UPDATE: Electric Quilt, in cooperation with Barbara Brackman has announced they plan to republish the Encyclopedia sometime in 2020.
However, all is not lost if you can't find a hard copy.
BlockBase is the computerized version of the Barbara Brackman's Encyclopedia of Pieced Quilt Patterns.
It contains designs for over 4300 blocks—pretty much every block published from the 1830's through the 1970's.
It can be used with Electric Quilt and is a Windows based program.
In fact, there are instructions included so that you can pull up the digital patterns within Electric Quilt (PC version for now) without having to open up BB program.
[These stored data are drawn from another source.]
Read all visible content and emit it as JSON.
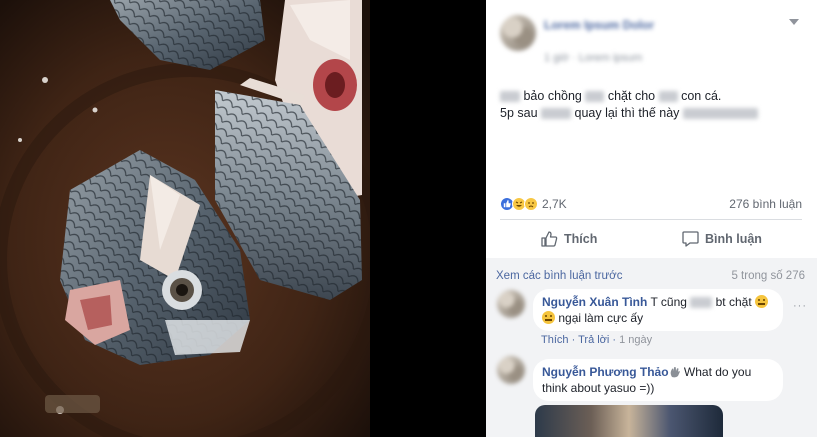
{
  "post": {
    "author_name": "Lorem Ipsum Dolor",
    "meta": "1 giờ · Lorem ipsum",
    "line1": {
      "a": "bảo chồng",
      "b": "chặt cho",
      "c": "con cá."
    },
    "line2": {
      "a": "5p sau",
      "b": "quay lại thì thế này"
    },
    "reaction_count": "2,7K",
    "comment_count": "276 bình luận",
    "like_label": "Thích",
    "comment_label": "Bình luận"
  },
  "comments": {
    "view_previous": "Xem các bình luận trước",
    "count_of": "5 trong số 276",
    "items": [
      {
        "name": "Nguyễn Xuân Tình",
        "text_a": "T cũng",
        "text_b": "bt chặt",
        "text_c": "ngại làm cực ấy",
        "like": "Thích",
        "reply": "Trả lời",
        "time": "1 ngày"
      },
      {
        "name": "Nguyễn Phương Thảo",
        "text_a": "What do you",
        "text_b": "think about yasuo =))"
      }
    ]
  },
  "icons": [
    "like-icon",
    "comment-icon",
    "chevron-down-icon",
    "more-icon",
    "wave-hand-icon",
    "smile-emoji-icon"
  ],
  "colors": {
    "link": "#4b67a0",
    "name": "#385898",
    "muted": "#90949c",
    "text": "#1d2129",
    "panel_bg": "#ffffff",
    "comments_bg": "#f2f3f5",
    "page_bg": "#000000"
  }
}
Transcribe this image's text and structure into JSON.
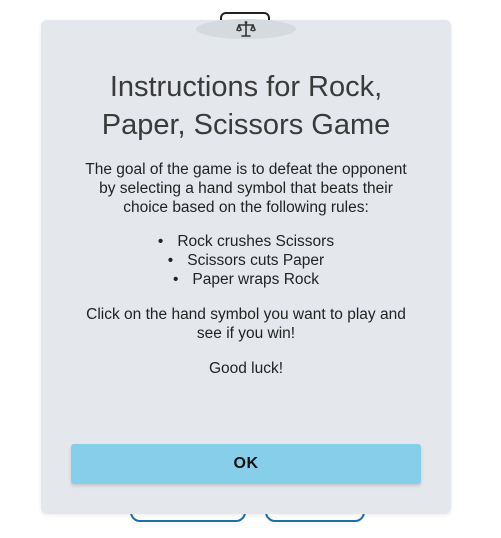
{
  "modal": {
    "icon": "balance-scale-icon",
    "title_line1": "Instructions for Rock,",
    "title_line2": "Paper, Scissors Game",
    "intro": "The goal of the game is to defeat the opponent by selecting a hand symbol that beats their choice based on the following rules:",
    "rules": [
      "Rock crushes Scissors",
      "Scissors cuts Paper",
      "Paper wraps Rock"
    ],
    "cta": "Click on the hand symbol you want to play and see if you win!",
    "luck": "Good luck!",
    "ok_label": "OK"
  },
  "colors": {
    "modal_bg": "#e4e8ec",
    "ok_button": "#87ceeb",
    "background_button_border": "#1e6fa8"
  }
}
UPDATE: Electric Quilt has announced that they will be rereleasing the standalone BlockBase software for BOTH PC and MAC in 2020.
This is terrific news.
Finally there's The Quilter's Album of Patchwork Patterns by Jinny Beyer.
Lots of detail and in color, it is a beautiful volume. That said, I check it out of my local library on a regular basis instead of purchasing it—can you see the library sticker on it's spine. Yep, it's from the Plainfield Public Library.
Simply because I own the previous three references and find this the least user-friendly of the group.
And it does make a fabulous coffee table book!